According to a recent study from CompTIA, “Managing the Multigenerational Workforce,” 26 percent of 18- to 24-year-olds surveyed say they are not interested in a career in IT, while 21 percent of 13- to 17-year-olds feel the same way.

Just 19 percent of those in the 18- to 24-year-old age range said they would consider a job working with computers and networks, in stark contrast to the whopping 70 percent of Generation Z surveyed that they “love” technology.

“On the surface, it seems like the affinity for technology is a great thing for the future workforce, since technology will be so intertwined with business,” according to the report. “However, most students are not eyeing a career in IT as a result of their technology leanings.”

The report’s authors attributed the lack of enthusiasm for IT to a lack of information about the possible careers that exist – nearly 40 percent of students said their school does not raise any awareness about IT jobs.
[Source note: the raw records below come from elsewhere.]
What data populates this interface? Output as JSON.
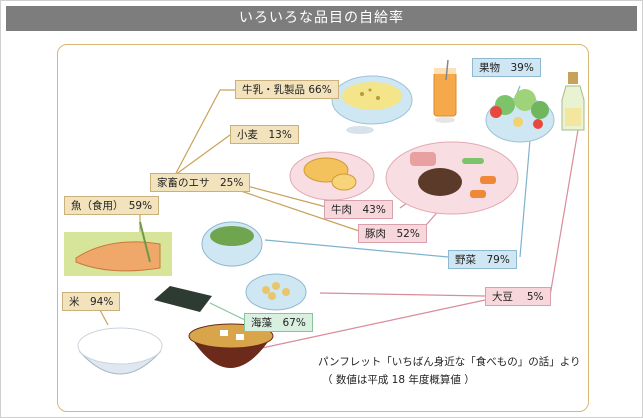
{
  "title": "いろいろな品目の自給率",
  "labels": {
    "dairy": "牛乳・乳製品 66%",
    "wheat": "小麦　13%",
    "feed": "家畜のエサ　25%",
    "fish": "魚（食用）　59%",
    "rice": "米　94%",
    "fruit": "果物　39%",
    "beef": "牛肉　43%",
    "pork": "豚肉　52%",
    "vegetables": "野菜　79%",
    "soybeans": "大豆　 5%",
    "seaweed": "海藻　67%"
  },
  "source": {
    "line1": "パンフレット「いちばん身近な「食べもの」の話」より",
    "line2": "（ 数値は平成 18 年度概算値 ）"
  },
  "colors": {
    "titlebar": "#7d7d7d",
    "line_tan": "#c9a25a",
    "line_pink": "#d98c9a",
    "line_blue": "#7fb2cf"
  }
}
Kids who were interested in the high-demand field counted technology classes in middle or high school as top reasons they would consider those jobs.

Students also figure that IT jobs require math and science skills, which is not true, experts say.

Those negative stereotypes have persisted across the country, and remain a problem when trying to include more minorities and females in the field, say advocates who are trying to dispel these notions.

For example, an IT manager or employee of a school district is more than just a computer troubleshooter these days – many CTOs and CIOs in both K-12 and higher education say their jobs are becoming more integrated with the actual teaching and learning that happens inside of classrooms.

Some schools are trying to start kids early when it comes to coding, computer science and other STEM skills that can stimulate interest later on in IT jobs.

The federal government is also trying to encourage students to go into these high-paying fields, and announced last week a partnership between eight universities and organizations that offer coding and web development training.